Dr.Ghaniya K.C , Dr.C.Jayakumar , Dr.Praveena N.Bhaskaran , Dr.Stefy Suuny Jacob , Dr.Navya George , Dr.Shela Sany

4 year old girl, S/P anoplasty for   imperforate anus on Day 4 of life, presented with history of multiple admissions for recurrent LRTI and FTT for evaluation. Child also had complaints of recurrent aspiration post feeds.

Let us go back
Day 2 -Ba has respiratory distress due to Meconium aspiration was on CPAP for 2 days.
Day 4 – Child had anoplasty done for imperforate anus 
Day 45 – Child had complaints of cough while feeding, was admitted for bronchiolitis /pneumonia and was treated with IV Antibiotics.
At 2 months – Admitted again for breathlessness and managed as pneumonia and, treated with IV antibiotics 
At 3 months – Admitted again admitted in ICU 
This time work up for Immunodeficiency was done 
Lymphocyte subset analysis and GE scintigraphy done were normal, 
At 8 months -again Admitted for LRTI
Had similar episodes of LRTI at 1 y 7th month 
They opted for Complementary and alternative system of treatment and getting treatment from them 
Last episode of LRTI was at 4 years of age again requiring ICU admission

DIFFERENTIAL DIAGNOSIS
◦ TB 
◦ Cystic Fibrosis 
◦ Bronchiectasis 
◦ Immunodeficiency 
◦ TEF
CPAM
sequestration 
PCD 

Vitals were stable at presentation 
PICCLE negative
Anthropometry
Weight -B/W 0 and -2SD 
Height – B/W 0 and -2 SD
HC – between 0 and +1 SD
MAC – 114 cm 

INVESTIGATIONS  
TC – 17.38 K 
N/L – 39/52
CRP – 5.84 
Immunoglobulins (G,A,M,E ) – Within normal range

Pre OPserology test – Negative 

Peripheral smear – Mircocytic hypochromic RBC’s with Leukocytosis 

MDCT CHEST WITH HRCT- :Left upper lobe small parenchymal nodue with a few small ill defined scattered parenchymal infiltrates are non specific , likely indicating an infectious etiology. 
No lung malformations . 
No bronchiectasis.

GeneXpert MTB – MTB not detected.

Sweat chloride test – 35.00 mmol/L normal

Contrast swallow study was done in view of suspected TEF, and study showed contrast filled tract noted tracking anteriorly approximately at the level of T2-T3 with a thin line of contrast seen lining the wall of the trachea and bronchi bilaterally- Highly suspicious of TEF

Radiologically no vertebral anomalies in regard to VACTREL syndrome, no vertebral anomalies were noted. 

Diagnostic bronchoscopy – A large fistula is seen at 6 o clock on rigid bronchoscopy 4 cms proximal to carina. 21 cms marking at tip of bronchoscope on 5 fr IFT when positioned tip at fistula. 

Type H TEF

MANAGEMENT: TOF surgery under GA

TEF: Esophageal atresia (EA) is the most common congenital anomaly of the esophagus, with a prevelance of 1.7 per 10,000 births.
Of these , >90 % have an associated TEF.
In the most common form of EA , the upper esophagus ends in a blind pouch and the TEF is connected to the distal esophagus (Type C ).Exact cause is unknown , associated features include advanced maternal age , European ethnicity , obesity , low socioeconomic status & tobacco smoking.
50 % infants are non-syndromic without other anomalies , and the rest have associated anomalies , most often associated with the vertebral , anorectal , cardiac , tracheal , esophageal , renal , radial (VACTERL) syndrome.

Tracheoesophageal fistula are of five different types:

Type A: There’s no TEF(8%), only EA(pure esophageal atresia).
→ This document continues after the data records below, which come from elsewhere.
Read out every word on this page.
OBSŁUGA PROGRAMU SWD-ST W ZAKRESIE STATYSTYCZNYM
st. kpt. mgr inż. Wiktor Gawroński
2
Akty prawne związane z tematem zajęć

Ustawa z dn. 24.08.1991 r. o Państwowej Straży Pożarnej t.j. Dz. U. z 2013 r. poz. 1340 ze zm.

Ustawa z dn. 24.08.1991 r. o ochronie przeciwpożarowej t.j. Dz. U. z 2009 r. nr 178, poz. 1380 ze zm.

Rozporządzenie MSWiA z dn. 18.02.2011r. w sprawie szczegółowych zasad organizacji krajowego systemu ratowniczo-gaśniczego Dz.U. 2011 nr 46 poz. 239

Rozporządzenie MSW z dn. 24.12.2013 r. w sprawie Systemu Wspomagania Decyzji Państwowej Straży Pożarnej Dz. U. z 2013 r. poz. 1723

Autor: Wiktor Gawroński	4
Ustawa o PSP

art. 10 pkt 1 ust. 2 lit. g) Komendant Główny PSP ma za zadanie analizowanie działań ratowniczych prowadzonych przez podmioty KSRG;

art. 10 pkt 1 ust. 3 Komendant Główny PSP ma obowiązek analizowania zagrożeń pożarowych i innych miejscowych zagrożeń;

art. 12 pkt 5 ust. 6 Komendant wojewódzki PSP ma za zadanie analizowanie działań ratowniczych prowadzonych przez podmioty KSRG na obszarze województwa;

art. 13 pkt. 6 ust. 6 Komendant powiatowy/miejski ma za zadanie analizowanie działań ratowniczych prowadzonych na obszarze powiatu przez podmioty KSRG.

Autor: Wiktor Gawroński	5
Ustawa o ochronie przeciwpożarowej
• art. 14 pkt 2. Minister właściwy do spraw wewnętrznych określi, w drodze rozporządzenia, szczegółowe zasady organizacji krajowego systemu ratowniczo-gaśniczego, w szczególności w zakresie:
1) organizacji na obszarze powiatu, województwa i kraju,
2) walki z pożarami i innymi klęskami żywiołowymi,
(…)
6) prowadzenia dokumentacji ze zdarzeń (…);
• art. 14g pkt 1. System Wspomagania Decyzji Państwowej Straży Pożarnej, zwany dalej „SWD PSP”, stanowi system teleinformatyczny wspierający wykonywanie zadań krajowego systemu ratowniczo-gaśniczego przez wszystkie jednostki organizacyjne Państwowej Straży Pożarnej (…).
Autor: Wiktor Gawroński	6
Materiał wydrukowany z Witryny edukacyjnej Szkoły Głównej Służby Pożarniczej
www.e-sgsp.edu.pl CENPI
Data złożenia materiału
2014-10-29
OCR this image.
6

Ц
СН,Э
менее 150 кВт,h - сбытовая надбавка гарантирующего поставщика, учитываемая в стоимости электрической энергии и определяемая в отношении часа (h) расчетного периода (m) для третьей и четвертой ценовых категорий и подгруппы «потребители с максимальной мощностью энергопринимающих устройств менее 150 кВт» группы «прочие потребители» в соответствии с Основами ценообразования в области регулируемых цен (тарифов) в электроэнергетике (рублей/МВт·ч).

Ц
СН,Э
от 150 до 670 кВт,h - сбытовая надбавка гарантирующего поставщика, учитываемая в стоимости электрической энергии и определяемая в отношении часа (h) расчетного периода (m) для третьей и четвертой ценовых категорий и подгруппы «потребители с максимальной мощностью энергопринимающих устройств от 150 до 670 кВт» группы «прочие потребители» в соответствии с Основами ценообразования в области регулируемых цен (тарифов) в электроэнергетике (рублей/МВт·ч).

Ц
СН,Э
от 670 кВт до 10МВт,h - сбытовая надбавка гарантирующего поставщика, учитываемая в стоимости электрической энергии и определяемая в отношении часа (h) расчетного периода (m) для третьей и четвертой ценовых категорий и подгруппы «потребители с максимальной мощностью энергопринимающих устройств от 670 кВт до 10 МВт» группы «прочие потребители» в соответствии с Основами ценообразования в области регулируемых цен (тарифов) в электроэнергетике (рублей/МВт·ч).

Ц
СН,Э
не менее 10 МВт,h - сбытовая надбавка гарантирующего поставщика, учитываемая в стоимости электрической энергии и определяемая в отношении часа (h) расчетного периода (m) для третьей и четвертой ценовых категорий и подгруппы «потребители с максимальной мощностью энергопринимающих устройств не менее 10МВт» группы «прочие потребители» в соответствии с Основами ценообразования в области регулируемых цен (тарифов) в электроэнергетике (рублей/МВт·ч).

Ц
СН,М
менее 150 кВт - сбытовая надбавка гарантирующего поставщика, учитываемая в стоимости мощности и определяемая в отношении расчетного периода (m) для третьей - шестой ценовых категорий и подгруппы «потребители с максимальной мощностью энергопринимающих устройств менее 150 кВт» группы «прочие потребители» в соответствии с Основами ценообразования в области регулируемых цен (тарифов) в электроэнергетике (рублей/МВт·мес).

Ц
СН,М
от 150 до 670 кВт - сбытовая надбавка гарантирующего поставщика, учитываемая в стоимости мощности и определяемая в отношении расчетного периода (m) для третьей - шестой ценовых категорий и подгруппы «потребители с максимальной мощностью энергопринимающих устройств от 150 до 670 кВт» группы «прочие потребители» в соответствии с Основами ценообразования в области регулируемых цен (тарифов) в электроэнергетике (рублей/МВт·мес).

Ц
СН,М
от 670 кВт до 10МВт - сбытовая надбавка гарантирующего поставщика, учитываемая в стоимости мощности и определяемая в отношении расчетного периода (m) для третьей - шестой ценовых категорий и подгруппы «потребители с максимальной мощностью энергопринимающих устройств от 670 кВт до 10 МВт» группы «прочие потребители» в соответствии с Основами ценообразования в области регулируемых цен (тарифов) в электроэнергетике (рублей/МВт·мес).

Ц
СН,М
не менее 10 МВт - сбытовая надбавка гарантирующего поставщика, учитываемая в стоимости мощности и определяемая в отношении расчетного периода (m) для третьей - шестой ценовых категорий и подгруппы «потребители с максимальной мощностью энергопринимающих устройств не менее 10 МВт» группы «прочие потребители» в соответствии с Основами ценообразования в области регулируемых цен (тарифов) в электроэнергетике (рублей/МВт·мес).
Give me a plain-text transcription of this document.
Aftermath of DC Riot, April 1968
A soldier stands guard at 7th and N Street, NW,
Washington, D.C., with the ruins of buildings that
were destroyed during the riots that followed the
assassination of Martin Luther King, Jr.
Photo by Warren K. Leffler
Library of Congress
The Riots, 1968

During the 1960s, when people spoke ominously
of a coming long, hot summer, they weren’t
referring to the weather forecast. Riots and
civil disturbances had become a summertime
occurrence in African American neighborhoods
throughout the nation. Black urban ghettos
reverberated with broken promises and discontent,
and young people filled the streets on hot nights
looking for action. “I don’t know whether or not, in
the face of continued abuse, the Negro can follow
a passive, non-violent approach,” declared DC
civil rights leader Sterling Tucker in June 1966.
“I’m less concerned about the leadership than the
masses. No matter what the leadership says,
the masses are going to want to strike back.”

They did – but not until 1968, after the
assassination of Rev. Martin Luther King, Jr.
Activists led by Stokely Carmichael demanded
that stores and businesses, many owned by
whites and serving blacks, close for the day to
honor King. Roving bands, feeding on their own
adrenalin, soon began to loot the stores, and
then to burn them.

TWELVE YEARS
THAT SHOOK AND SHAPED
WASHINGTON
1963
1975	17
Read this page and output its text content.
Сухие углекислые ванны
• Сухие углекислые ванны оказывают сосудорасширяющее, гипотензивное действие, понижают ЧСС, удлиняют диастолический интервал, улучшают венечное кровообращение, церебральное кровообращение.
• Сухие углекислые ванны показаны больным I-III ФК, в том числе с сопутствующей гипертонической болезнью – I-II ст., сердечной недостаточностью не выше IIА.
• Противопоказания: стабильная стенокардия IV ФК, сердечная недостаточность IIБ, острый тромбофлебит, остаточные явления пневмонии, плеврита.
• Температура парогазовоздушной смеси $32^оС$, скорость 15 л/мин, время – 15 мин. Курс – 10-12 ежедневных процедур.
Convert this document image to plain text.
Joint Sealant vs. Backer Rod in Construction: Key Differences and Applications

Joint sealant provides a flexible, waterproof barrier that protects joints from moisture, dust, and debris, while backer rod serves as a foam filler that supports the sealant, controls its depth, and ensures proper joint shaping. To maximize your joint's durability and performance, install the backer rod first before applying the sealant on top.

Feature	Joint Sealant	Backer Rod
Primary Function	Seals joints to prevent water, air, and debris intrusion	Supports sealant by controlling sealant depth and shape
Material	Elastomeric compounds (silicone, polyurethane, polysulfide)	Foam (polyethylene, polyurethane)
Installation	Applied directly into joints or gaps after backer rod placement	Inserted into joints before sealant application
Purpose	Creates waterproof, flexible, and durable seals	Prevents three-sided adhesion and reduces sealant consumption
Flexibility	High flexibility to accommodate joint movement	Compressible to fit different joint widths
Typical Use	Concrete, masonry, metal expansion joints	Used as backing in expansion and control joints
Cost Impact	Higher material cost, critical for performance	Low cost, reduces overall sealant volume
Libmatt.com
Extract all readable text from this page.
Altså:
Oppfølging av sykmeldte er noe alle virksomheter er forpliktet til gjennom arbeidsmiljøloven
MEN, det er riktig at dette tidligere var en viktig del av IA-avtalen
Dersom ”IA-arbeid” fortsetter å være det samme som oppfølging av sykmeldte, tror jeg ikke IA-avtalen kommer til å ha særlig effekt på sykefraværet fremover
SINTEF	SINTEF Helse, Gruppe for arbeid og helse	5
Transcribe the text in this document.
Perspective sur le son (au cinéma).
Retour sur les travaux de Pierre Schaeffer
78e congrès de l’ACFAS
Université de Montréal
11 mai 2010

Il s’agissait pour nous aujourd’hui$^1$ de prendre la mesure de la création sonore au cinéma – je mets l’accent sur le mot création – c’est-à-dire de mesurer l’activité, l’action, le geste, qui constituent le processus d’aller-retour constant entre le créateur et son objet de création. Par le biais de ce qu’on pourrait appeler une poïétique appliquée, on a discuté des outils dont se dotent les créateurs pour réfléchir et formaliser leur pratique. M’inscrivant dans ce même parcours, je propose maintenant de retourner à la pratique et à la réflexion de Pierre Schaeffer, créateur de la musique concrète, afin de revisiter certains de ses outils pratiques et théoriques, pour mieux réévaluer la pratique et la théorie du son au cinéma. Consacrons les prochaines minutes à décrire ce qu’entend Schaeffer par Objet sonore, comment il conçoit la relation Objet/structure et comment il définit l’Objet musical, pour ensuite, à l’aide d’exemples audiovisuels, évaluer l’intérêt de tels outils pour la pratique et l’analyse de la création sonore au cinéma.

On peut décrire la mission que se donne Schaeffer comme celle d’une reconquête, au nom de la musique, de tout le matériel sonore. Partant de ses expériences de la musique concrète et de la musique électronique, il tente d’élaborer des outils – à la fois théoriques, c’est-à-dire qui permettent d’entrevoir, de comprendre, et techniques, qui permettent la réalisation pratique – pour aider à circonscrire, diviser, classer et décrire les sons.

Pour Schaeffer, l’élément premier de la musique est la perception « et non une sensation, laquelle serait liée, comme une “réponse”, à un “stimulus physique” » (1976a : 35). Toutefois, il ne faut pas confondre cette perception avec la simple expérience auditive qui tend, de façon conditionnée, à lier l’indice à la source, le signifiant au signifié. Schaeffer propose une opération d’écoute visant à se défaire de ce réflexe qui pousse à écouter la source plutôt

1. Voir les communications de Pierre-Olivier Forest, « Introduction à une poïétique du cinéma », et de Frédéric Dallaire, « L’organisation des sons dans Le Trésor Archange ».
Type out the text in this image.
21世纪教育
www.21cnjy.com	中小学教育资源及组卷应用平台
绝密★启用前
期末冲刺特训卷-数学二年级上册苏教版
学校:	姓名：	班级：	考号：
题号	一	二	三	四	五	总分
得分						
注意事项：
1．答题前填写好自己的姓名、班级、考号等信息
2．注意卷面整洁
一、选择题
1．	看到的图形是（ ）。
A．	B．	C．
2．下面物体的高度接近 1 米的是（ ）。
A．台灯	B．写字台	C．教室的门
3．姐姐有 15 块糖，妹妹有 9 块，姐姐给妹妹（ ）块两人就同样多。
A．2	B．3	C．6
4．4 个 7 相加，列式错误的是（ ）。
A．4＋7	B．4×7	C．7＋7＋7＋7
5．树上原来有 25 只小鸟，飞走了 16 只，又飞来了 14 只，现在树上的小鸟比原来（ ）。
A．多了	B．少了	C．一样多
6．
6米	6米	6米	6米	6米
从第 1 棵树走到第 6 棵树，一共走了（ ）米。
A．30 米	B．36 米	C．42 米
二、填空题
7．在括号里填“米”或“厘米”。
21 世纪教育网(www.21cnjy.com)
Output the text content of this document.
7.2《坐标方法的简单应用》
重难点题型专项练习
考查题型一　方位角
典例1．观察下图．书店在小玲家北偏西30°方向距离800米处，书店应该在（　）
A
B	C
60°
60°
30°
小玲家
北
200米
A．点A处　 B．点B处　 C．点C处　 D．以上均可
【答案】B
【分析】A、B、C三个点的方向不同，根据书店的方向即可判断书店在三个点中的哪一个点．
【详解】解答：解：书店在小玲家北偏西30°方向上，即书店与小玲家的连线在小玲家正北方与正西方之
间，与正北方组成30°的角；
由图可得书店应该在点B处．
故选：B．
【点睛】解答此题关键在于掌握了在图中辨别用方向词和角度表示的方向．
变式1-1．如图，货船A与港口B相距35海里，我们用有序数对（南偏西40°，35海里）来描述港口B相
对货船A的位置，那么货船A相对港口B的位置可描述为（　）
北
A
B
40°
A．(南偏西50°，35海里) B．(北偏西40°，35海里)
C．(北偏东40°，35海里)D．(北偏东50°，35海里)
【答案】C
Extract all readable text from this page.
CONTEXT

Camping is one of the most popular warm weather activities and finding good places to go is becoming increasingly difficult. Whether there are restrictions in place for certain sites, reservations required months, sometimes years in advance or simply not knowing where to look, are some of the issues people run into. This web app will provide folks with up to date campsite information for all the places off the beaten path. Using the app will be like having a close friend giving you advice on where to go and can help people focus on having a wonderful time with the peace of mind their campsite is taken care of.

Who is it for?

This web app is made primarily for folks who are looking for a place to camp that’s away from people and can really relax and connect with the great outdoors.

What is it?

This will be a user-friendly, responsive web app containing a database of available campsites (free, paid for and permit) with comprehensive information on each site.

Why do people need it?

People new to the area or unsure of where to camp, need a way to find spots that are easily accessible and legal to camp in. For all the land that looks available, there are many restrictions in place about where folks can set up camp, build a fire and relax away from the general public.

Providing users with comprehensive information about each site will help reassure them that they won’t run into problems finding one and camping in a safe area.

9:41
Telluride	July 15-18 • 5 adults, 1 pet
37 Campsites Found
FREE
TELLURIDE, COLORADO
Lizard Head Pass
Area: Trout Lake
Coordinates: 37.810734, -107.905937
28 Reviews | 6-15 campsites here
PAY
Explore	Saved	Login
Oesophagus divides into two parts, both portions ending in blind pouches .
Type B is rare form of TEF (2% )of all cases. Here lower portion of esophagus ends in a blind pouch, and the upper portion is connected to trachea a tracheoesophageal fistula.
Type C: Most common (85%)form .Here upper portion of esophagus ends in a blind pouch, and the lower portion is connected to trachea a tracheoesophageal fistula.
Type D: Rarest form of TEF(<1%), a tracheoesophageal fistula connects both the upper and lower portions of esophagus to trachea.
Type E(4%): Here sophagus connects to your stomach normally and is fully intact. However, a tracheoesophageal fistula connects esophagus and trachea.




TAKE HOME MESSAGE: Surgery is not the final step for a child with TEF. Child can present at later stage with strictures , leak and recurrent fistula.